Париж, 1 декабря 1848 г.
V
Der Mensch ist nicht geboren frei zu sein[47]
Из окрестностей Парижа мне нравится больше других Монморанси. Там ничего не бросается в глаза, ни особенно береженые парки, как в Сен-Клу, ни будуары из деревьев, как в Трианоне; а ехать оттуда не хочется. Природа в Монморанси чрезвычайно проста, она похожа на те женские лица, которые не останавливают, не поражают, но привлекают каким-то милым и доверчивым выражением, и привлекают тем сильнее, что это делается совершенно незаметно для нас. В такой природе и в таких лицах есть обыкновенно что-то трогательное, успокоивающее, и именно за этот покой, за эту каплю воды Лазарю всего больше благодарит душа современного человека, беспрерывно потрясенная, растерзанная, взволнованная. Я несколько раз находил отдых в Монморанси и за это благодарен ему. Там есть большая роща, местоположение довольно высокое, и тишина, которой под Парижем нигде нет. Не знаю отчего, но эта роща напоминает мне всегда наш русский лес… идешь и думаешь… вот сейчас пахнет дымком от овинов, вот сейчас откроется село… с другой стороны, должно быть, господская усадьба, дорога туда пошире и идет просеком, и верите ли? мне становилось грустно, что через несколько минут выходишь на открытое место и видишь вместо Звенигорода – Париж; вместо окошечка земского или попа – окошечко, в которое так долго и так печально смотрел Жан-Жак…

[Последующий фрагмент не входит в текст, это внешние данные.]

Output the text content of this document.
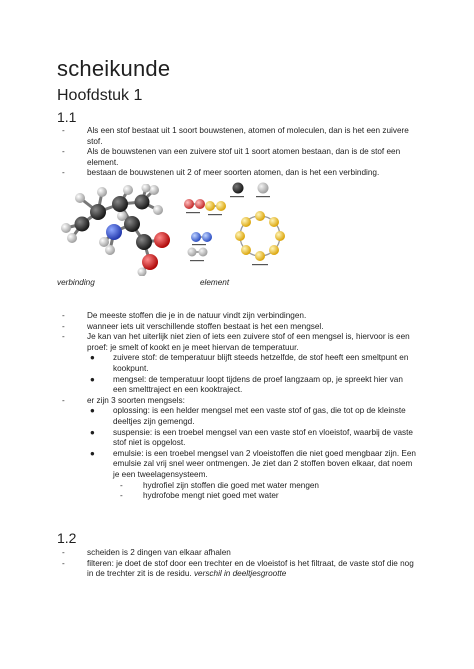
scheikunde
Hoofdstuk 1
1.1
-	Als een stof bestaat uit 1 soort bouwstenen, atomen of moleculen, dan is het een zuivere stof.
-	Als de bouwstenen van een zuivere stof uit 1 soort atomen bestaan, dan is de stof een element.
-	bestaan de bouwstenen uit 2 of meer soorten atomen, dan is het een verbinding.
verbinding	element
-	De meeste stoffen die je in de natuur vindt zijn verbindingen.
-	wanneer iets uit verschillende stoffen bestaat is het een mengsel.
-	Je kan van het uiterlijk niet zien of iets een zuivere stof of een mengsel is, hiervoor is een proef: je smelt of kookt en je meet hiervan de temperatuur.
● zuivere stof: de temperatuur blijft steeds hetzelfde, de stof heeft een smeltpunt en kookpunt.
● mengsel: de temperatuur loopt tijdens de proef langzaam op, je spreekt hier van een smelttraject en een kooktraject.
-	er zijn 3 soorten mengsels:
● oplossing: is een helder mengsel met een vaste stof of gas, die tot op de kleinste deeltjes zijn gemengd.
● suspensie: is een troebel mengsel van een vaste stof en vloeistof, waarbij de vaste stof niet is opgelost.
● emulsie: is een troebel mengsel van 2 vloeistoffen die niet goed mengbaar zijn. Een emulsie zal vrij snel weer ontmengen. Je ziet dan 2 stoffen boven elkaar, dat noem je een tweelagensysteem.
- hydrofiel zijn stoffen die goed met water mengen
- hydrofobe mengt niet goed met water
1.2
-	scheiden is 2 dingen van elkaar afhalen
-	filteren: je doet de stof door een trechter en de vloeistof is het filtraat, de vaste stof die nog in de trechter zit is de residu. verschil in deeltjesgrootte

Именно к этому домику шли раз из рощи какие-то, повидимому, путешественники: дама лет двадцати пяти, одетая вся в черном, и мужчина средних лет, преждевременно седой. Выражение их лиц было серьезно, даже покойно. Одна долгая привычка сосредоточиваться и жизнь, обильная мыслию, событиями, дают чертам этот покой. Это не природная тишина, а тишина после бурь, после борьбы и победы.
– Вот дом Руссо, – сказал мужчина, указывая на маленькое строение, окна в три.
Они остановились. Одно окошко было немного приотворено, занавеска колебалась от ветра.